Let's ask about the risks mentioned in our text.


In [27]:
questions = [
    "What is the fundamental innovation of the Transformer?",
    "What are the risks of using Generative AI?"
]

for q in questions:
    res = qa_pipeline(question=q, context=text[:5000])
    print(f"\nQ: {q}")
    print(f"A: {res['answer']}")



Q: What is the fundamental innovation of the Transformer?
A: to identify hidden patterns, structures, and relationships within the data

Q: What are the risks of using Generative AI?
A: data privacy, intellectual property, and academic integrity


* The QA model answered both questions quickly by extracting key phrases from the given context.
* It identified the Transformer’s main innovation as finding patterns/relationships in data, and listed Generative AI risks as data privacy, intellectual property, and academic integrity.

### 4.3 Masked Language Modeling (The 'Fill-in-the-Blank' Game)

This is the core training objective of BERT. We hide a token (`[MASK]`) and ask the model to predict it based on context.


In [28]:
mask_filler = pipeline("fill-mask", model="bert-base-uncased")


config.json:   0%|          | 0.00/570 [00:00<?, ?B/s]

model.safetensors:   0%|          | 0.00/440M [00:00<?, ?B/s]

Some weights of the model checkpoint at bert-base-uncased were not used when initializing BertForMaskedLM: ['bert.pooler.dense.bias', 'bert.pooler.dense.weight', 'cls.seq_relationship.bias', 'cls.seq_relationship.weight']
- This IS expected if you are initializing BertForMaskedLM from the checkpoint of a model trained on another task or with another architecture (e.g. initializing a BertForSequenceClassification model from a BertForPreTraining model).
- This IS NOT expected if you are initializing BertForMaskedLM from the checkpoint of a model that you expect to be exactly identical (initializing a BertForSequenceClassification model from a BertForSequenceClassification model).


tokenizer_config.json:   0%|          | 0.00/48.0 [00:00<?, ?B/s]

vocab.txt:   0%|          | 0.00/232k [00:00<?, ?B/s]

tokenizer.json:   0%|          | 0.00/466k [00:00<?, ?B/s]

Device set to use cuda:0


In [29]:
masked_sentence = "The goal of Generative AI is to create new [MASK]."
preds = mask_filler(masked_sentence)

for p in preds:
    print(f"{p['token_str']}: {p['score']:.2f}")


applications: 0.06
ideas: 0.05
problems: 0.05
systems: 0.04
information: 0.03


* The fill-mask (BERT) model uses the surrounding words to predict the missing [MASK] token, so it suggests likely completions for “The goal of Generative AI is to create new {token}.”
* The outputs (applications, ideas, problems, systems, information) are ranked by probability scores, showing which word BERT thinks best fits the context (higher score = more likely)

# Conclusion

In this lab, I used Hugging Face Transformers to try text generation, tokenization, summarization, question answering, and fill‑mask prediction.
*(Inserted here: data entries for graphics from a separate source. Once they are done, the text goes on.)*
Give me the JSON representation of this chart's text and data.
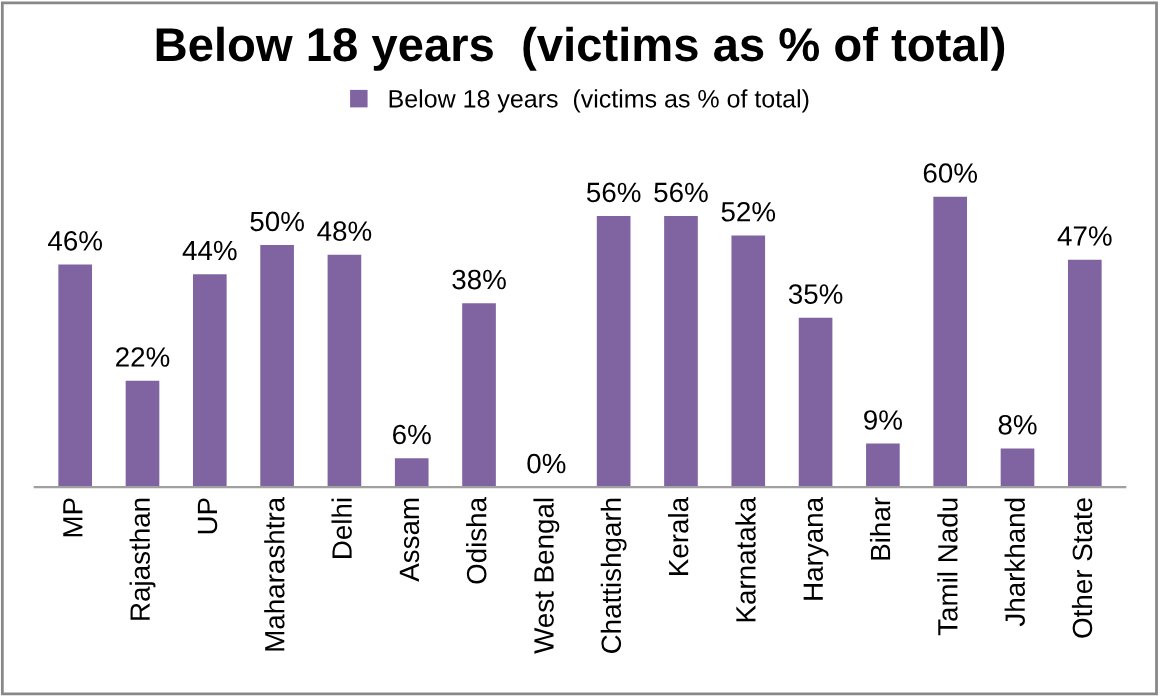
{
  "chart_data": {
    "type": "bar",
    "title": "Below 18 years  (victims as % of total)",
    "categories": [
      "MP",
      "Rajasthan",
      "UP",
      "Maharashtra",
      "Delhi",
      "Assam",
      "Odisha",
      "West Bengal",
      "Chattishgarh",
      "Kerala",
      "Karnataka",
      "Haryana",
      "Bihar",
      "Tamil Nadu",
      "Jharkhand",
      "Other State"
    ],
    "series": [
      {
        "name": "Below 18 years  (victims as % of total)",
        "color": "#8064a2",
        "values": [
          46,
          22,
          44,
          50,
          48,
          6,
          38,
          0,
          56,
          56,
          52,
          35,
          9,
          60,
          8,
          47
        ],
        "value_labels": [
          "46%",
          "22%",
          "44%",
          "50%",
          "48%",
          "6%",
          "38%",
          "0%",
          "56%",
          "56%",
          "52%",
          "35%",
          "9%",
          "60%",
          "8%",
          "47%"
        ]
      }
    ],
    "legend": "top",
    "grid": false
  }
}
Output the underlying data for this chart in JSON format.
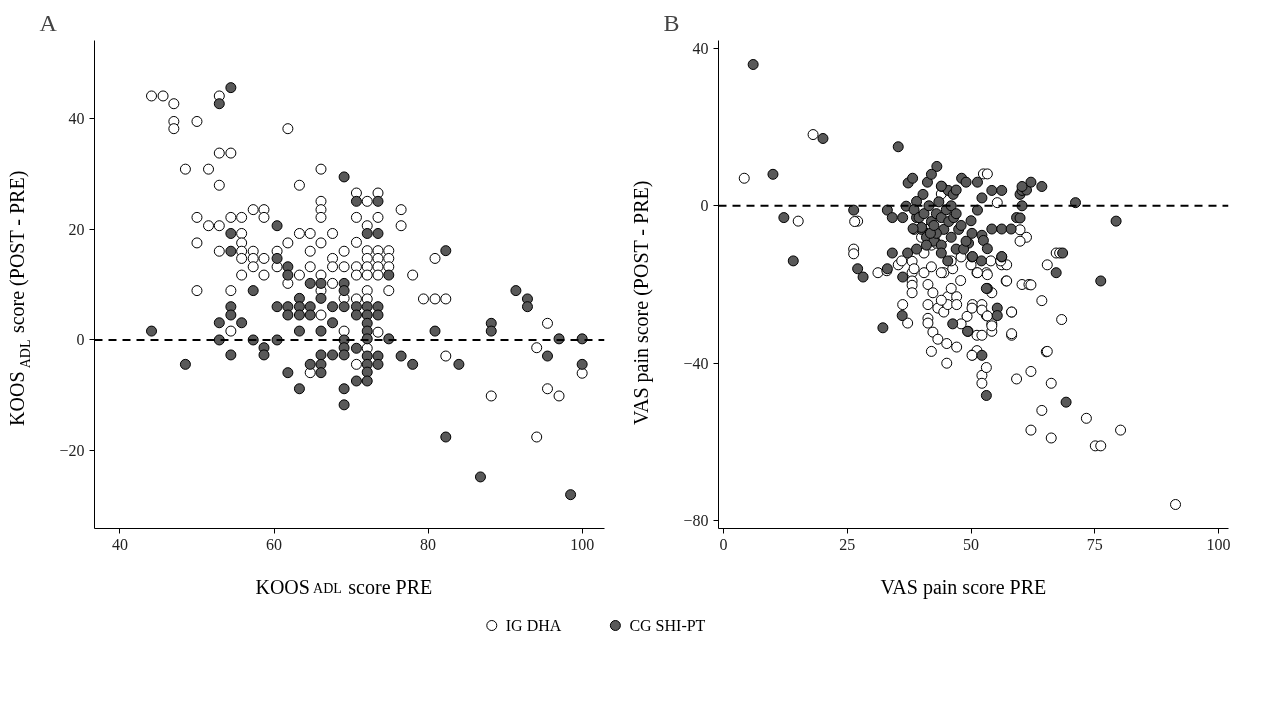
{
  "chart_data": [
    {
      "type": "scatter",
      "title": "A",
      "xlabel": "KOOS$_{ADL}$ score PRE",
      "ylabel": "KOOS$_{ADL}$ score (POST - PRE)",
      "xlim": [
        36.7,
        102.9
      ],
      "ylim": [
        -34,
        54
      ],
      "xticks": [
        40,
        60,
        80,
        100
      ],
      "yticks": [
        -20,
        0,
        20,
        40
      ],
      "grid": false,
      "marker": "circle",
      "legend": "bottom",
      "ref_lines": [
        {
          "axis": "y",
          "value": 0,
          "line_style": "dashed"
        }
      ],
      "series": [
        {
          "name": "IG DHA",
          "color": "#ffffff",
          "x": [
            44.1,
            45.6,
            47,
            47,
            47,
            50,
            52.9,
            52.9,
            54.4,
            48.5,
            51.5,
            52.9,
            61.8,
            66.1,
            63.3,
            66.1,
            66.1,
            66.1,
            50,
            51.5,
            52.9,
            54.4,
            55.8,
            57.3,
            58.7,
            58.7,
            55.8,
            50,
            52.9,
            55.8,
            55.8,
            55.8,
            57.3,
            57.3,
            57.3,
            58.7,
            60.4,
            60.4,
            55.8,
            58.7,
            61.8,
            63.3,
            64.7,
            64.7,
            64.7,
            61.8,
            63.3,
            66.1,
            67.6,
            67.6,
            67.6,
            66.1,
            66.1,
            67.6,
            69.1,
            69.1,
            69.1,
            50,
            54.4,
            54.4,
            66.1,
            69.1,
            64.7,
            70.7,
            73.5,
            72.1,
            70.7,
            73.5,
            72.1,
            76.5,
            76.5,
            70.7,
            72.1,
            73.5,
            74.9,
            72.1,
            73.5,
            74.9,
            70.7,
            72.1,
            73.5,
            74.9,
            70.7,
            72.1,
            73.5,
            78,
            80.9,
            74.9,
            72.1,
            70.7,
            72.1,
            79.4,
            80.9,
            82.3,
            73.5,
            72.1,
            70.7,
            82.3,
            88.2,
            95.5,
            94.1,
            95.5,
            97,
            94.1,
            100
          ],
          "values": [
            44,
            44,
            42.6,
            39.4,
            38.1,
            39.4,
            44,
            33.7,
            33.7,
            30.8,
            30.8,
            27.9,
            38.1,
            30.8,
            27.9,
            25,
            23.5,
            22.1,
            22.1,
            20.6,
            20.6,
            22.1,
            22.1,
            23.5,
            23.5,
            22.1,
            19.2,
            17.5,
            16,
            17.5,
            16,
            14.7,
            16,
            14.7,
            13.2,
            14.7,
            16,
            13.2,
            11.7,
            11.7,
            17.5,
            19.2,
            19.2,
            16,
            13.2,
            10.2,
            11.7,
            17.5,
            19.2,
            14.7,
            13.2,
            11.7,
            8.9,
            10.2,
            16,
            13.2,
            7.5,
            8.9,
            8.9,
            1.6,
            4.5,
            1.6,
            -5.9,
            26.5,
            26.5,
            25,
            22.1,
            22.1,
            20.6,
            23.5,
            20.6,
            17.6,
            16.1,
            16.1,
            16.1,
            14.7,
            14.7,
            14.7,
            13.2,
            13.2,
            13.2,
            13.2,
            11.7,
            11.7,
            11.7,
            11.7,
            14.7,
            8.9,
            8.9,
            7.4,
            7.4,
            7.4,
            7.4,
            7.4,
            1.4,
            -1.5,
            -4.4,
            -2.9,
            -10.1,
            3,
            -1.4,
            -8.8,
            -10.1,
            -17.5,
            -6
          ]
        },
        {
          "name": "CG SHI-PT",
          "color": "#595959",
          "x": [
            54.4,
            52.9,
            69.1,
            60.4,
            54.4,
            54.4,
            60.4,
            61.8,
            61.8,
            64.7,
            66.1,
            69.1,
            69.1,
            57.3,
            66.1,
            63.3,
            54.4,
            54.4,
            60.4,
            61.8,
            63.3,
            64.7,
            61.8,
            63.3,
            64.7,
            67.6,
            69.1,
            52.9,
            55.8,
            67.6,
            44.1,
            63.3,
            66.1,
            52.9,
            57.3,
            60.4,
            69.1,
            69.1,
            69.1,
            54.4,
            58.7,
            58.7,
            66.1,
            67.6,
            48.5,
            64.7,
            66.1,
            66.1,
            61.8,
            63.3,
            69.1,
            69.1,
            70.7,
            73.5,
            72.1,
            73.5,
            74.9,
            82.3,
            70.7,
            72.1,
            73.5,
            70.7,
            72.1,
            73.5,
            72.1,
            72.1,
            72.1,
            74.9,
            80.9,
            70.7,
            72.1,
            73.5,
            72.1,
            73.5,
            72.1,
            70.7,
            72.1,
            76.5,
            78,
            84,
            88.2,
            88.2,
            91.4,
            92.9,
            92.9,
            95.5,
            97,
            100,
            100,
            82.3,
            86.8,
            98.5
          ],
          "values": [
            45.5,
            42.6,
            29.4,
            20.6,
            19.2,
            16,
            14.7,
            13.2,
            11.7,
            10.2,
            10.2,
            10.2,
            8.9,
            8.9,
            7.5,
            7.5,
            6,
            4.5,
            6,
            6,
            6,
            6,
            4.5,
            4.5,
            4.5,
            6,
            6,
            3.1,
            3.1,
            3.1,
            1.6,
            1.6,
            1.6,
            0,
            0,
            0,
            0,
            -1.4,
            -2.7,
            -2.7,
            -1.4,
            -2.7,
            -2.7,
            -2.7,
            -4.4,
            -4.4,
            -4.4,
            -5.9,
            -5.9,
            -8.8,
            -8.8,
            -11.7,
            25,
            25,
            19.2,
            19.2,
            11.7,
            16.1,
            6,
            6,
            6,
            4.5,
            4.5,
            4.5,
            3,
            1.6,
            0.2,
            0.2,
            1.6,
            -1.5,
            -2.9,
            -2.9,
            -4.4,
            -4.4,
            -5.8,
            -7.4,
            -7.4,
            -2.9,
            -4.4,
            -4.4,
            3,
            1.6,
            8.9,
            7.4,
            6,
            -2.9,
            0.2,
            0.2,
            -4.4,
            -17.5,
            -24.7,
            -27.9
          ]
        }
      ]
    },
    {
      "type": "scatter",
      "title": "B",
      "xlabel": "VAS pain score PRE",
      "ylabel": "VAS pain score (POST - PRE)",
      "xlim": [
        -1,
        102
      ],
      "ylim": [
        -82,
        42
      ],
      "xticks": [
        0,
        25,
        50,
        75,
        100
      ],
      "yticks": [
        -80,
        -40,
        0,
        40
      ],
      "grid": false,
      "marker": "circle",
      "ref_lines": [
        {
          "axis": "y",
          "value": 0,
          "line_style": "dashed"
        }
      ],
      "series": [
        {
          "color": "#ffffff",
          "x": [
            4.2,
            18.1,
            15.1,
            27.1,
            26.3,
            26.3,
            31.2,
            35.3,
            38.1,
            38.1,
            38.1,
            38.1,
            38.1,
            36.2,
            37.2,
            41.3,
            41.3,
            42.3,
            43.3,
            45.1,
            47.1,
            41.3,
            42.3,
            41.3,
            43.3,
            44.5,
            44.5,
            46.3,
            47.9,
            45.3,
            47.1,
            45.3,
            47.1,
            50.3,
            52.2,
            51.2,
            53.1,
            54.2,
            53.1,
            54.2,
            54.2,
            51.2,
            52.2,
            58.2,
            58.2,
            57.1,
            60.3,
            61.7,
            49.2,
            50.3,
            51.2,
            45.1,
            52.2,
            52.2,
            53.1,
            59.2,
            62.1,
            66.2,
            65.2,
            64.3,
            62.1,
            66.2,
            73.3,
            80.2,
            75.1,
            76.2,
            91.3,
            50.2,
            52.5,
            53.3,
            55.3,
            59.9,
            61.2,
            59.9,
            67.2,
            67.9,
            65.4,
            56.2,
            57.2,
            51.3,
            53.3,
            57.2,
            62.1,
            64.3,
            68.3,
            58.2,
            50.2,
            52.2,
            54.2,
            53.3,
            58.2,
            65.4,
            38.5,
            40,
            42,
            44.5,
            42,
            43,
            33,
            36,
            38.5,
            40.5,
            42,
            44,
            46,
            48,
            50,
            54,
            56,
            26.5,
            44,
            40.5,
            46,
            48,
            42,
            44
          ],
          "values": [
            7,
            18.1,
            -3.9,
            -3.9,
            -11,
            -12.2,
            -17,
            -15,
            -14.1,
            -17,
            -19.1,
            -20.2,
            -22.1,
            -25.1,
            -29.8,
            -28.6,
            -29.8,
            -32.1,
            -33.9,
            -35,
            -35.9,
            -20,
            -22.1,
            -25.1,
            -26,
            -27,
            -17,
            -16,
            -19,
            -23.1,
            -23.1,
            -25.1,
            -25.1,
            -25.1,
            -25.1,
            -17,
            -17,
            -22.1,
            -27.9,
            -30,
            -31.9,
            -32.9,
            -32.9,
            -32.9,
            -27,
            -19.1,
            -20,
            -20,
            -28.1,
            -37.9,
            -36.8,
            -40,
            -43.1,
            -45.1,
            -41.1,
            -44,
            -42.1,
            -45.1,
            -37.1,
            -52,
            -57,
            -59,
            -54,
            -57,
            -61,
            -61,
            -75.9,
            -38,
            8.1,
            8.1,
            0.8,
            -6.1,
            -8,
            -9,
            -12,
            -12,
            -15,
            -15,
            -15,
            -17,
            -17.5,
            -19.1,
            -20.1,
            -24.1,
            -28.9,
            -27,
            -26,
            -26.5,
            -30.5,
            -28,
            -32.5,
            -37,
            -6,
            -8,
            -5,
            -8,
            -10,
            -9.5,
            -16.5,
            -14,
            -16,
            -17,
            -15.5,
            -17,
            -14,
            -13,
            -15,
            -14,
            -14,
            -4,
            3,
            -12,
            -21,
            -30,
            -37,
            -24
          ]
        },
        {
          "color": "#595959",
          "x": [
            6,
            20.1,
            35.3,
            43.1,
            10,
            12.2,
            14.1,
            26.3,
            37.3,
            38.2,
            41.2,
            44.1,
            45.4,
            46.4,
            48.1,
            51.3,
            54.2,
            56.2,
            52.2,
            40.3,
            39,
            36.9,
            33.1,
            34.1,
            36.2,
            39,
            51.3,
            50,
            59.2,
            60.3,
            59.9,
            60.3,
            61.2,
            62.1,
            64.3,
            60.3,
            71.1,
            79.3,
            59.9,
            54.2,
            56.2,
            58.1,
            50.2,
            52.2,
            52.5,
            49.5,
            53.3,
            56.2,
            50.2,
            52.1,
            68.5,
            67.2,
            76.2,
            53.3,
            55.3,
            55.3,
            49.4,
            52.2,
            53.1,
            69.2,
            27.1,
            28.2,
            33.1,
            34.1,
            37.2,
            36.2,
            32.2,
            36.1,
            45.3,
            50.3,
            56.2,
            53.1,
            46.3,
            49.3,
            38.5,
            39.5,
            40.5,
            41.5,
            42,
            43,
            43.5,
            44,
            44.5,
            45,
            45.5,
            46,
            46.5,
            47,
            47.5,
            48,
            40,
            41,
            42.5,
            43,
            44,
            46,
            47,
            48.5,
            49,
            41,
            44,
            39,
            41.8,
            42.5,
            40,
            38.3,
            44,
            47,
            49,
            42
          ],
          "values": [
            35.9,
            17.1,
            15,
            10,
            8,
            -3,
            -14,
            -1.1,
            5.8,
            7,
            6,
            4.9,
            3.9,
            2.9,
            7,
            6,
            3.9,
            3.9,
            2,
            2.9,
            1.1,
            -0.1,
            -1.1,
            -3,
            -3,
            -3,
            -1.1,
            -3.8,
            -3,
            0,
            2.9,
            3.9,
            4,
            6,
            4.9,
            4.9,
            0.8,
            -3.9,
            -3.1,
            -5.9,
            -5.9,
            -5.9,
            -7,
            -7.5,
            -8.8,
            -9.5,
            -10.9,
            -13,
            -13,
            -14,
            -12,
            -17,
            -19.1,
            -21,
            -26,
            -27.9,
            -31.9,
            -38,
            -48.2,
            -49.9,
            -16,
            -18.1,
            -16,
            -12,
            -12,
            -18.1,
            -31,
            -27.9,
            -14,
            -12.9,
            -12.9,
            -21,
            -30,
            -31.9,
            -1,
            -3,
            -2,
            0,
            -4,
            -2,
            1,
            -3,
            -6,
            -1,
            -4,
            0,
            -3,
            -2,
            -6,
            -5,
            -6,
            -8,
            -9,
            -7,
            -10,
            -8,
            -11,
            -11,
            -9,
            -10,
            -12,
            -11,
            -7,
            -5,
            -5.5,
            -5.8,
            5,
            4,
            6,
            8
          ]
        }
      ]
    }
  ]
}
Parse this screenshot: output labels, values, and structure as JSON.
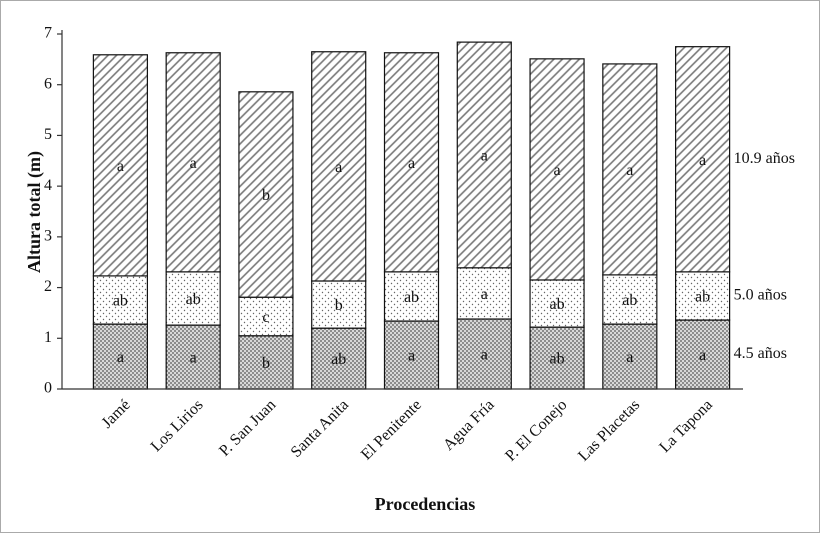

DistilGPT‑2 was very fast and lightweight, but its generated text was usually less detailed and less coherent than GPT‑2. GPT‑2 produced more meaningful and explanatory responses, but it took more time to run. Setting a seed helped keep results consistent, and changing the seed caused the generated text to vary.

I also observed how GPT‑2 tokenization splits words into smaller subword pieces and uses symbols like Ġ to represent spaces. For summarization, DistilBART gave quicker but more compressed summaries, while BART‑large produced clearer and more complete summaries with slower performance. The question‑answering model extracted answers directly from the provided context and highlighted risks like privacy and intellectual property. Finally, the BERT fill‑mask task predicted the most likely missing word based on surrounding text and ranked options by confidence scores.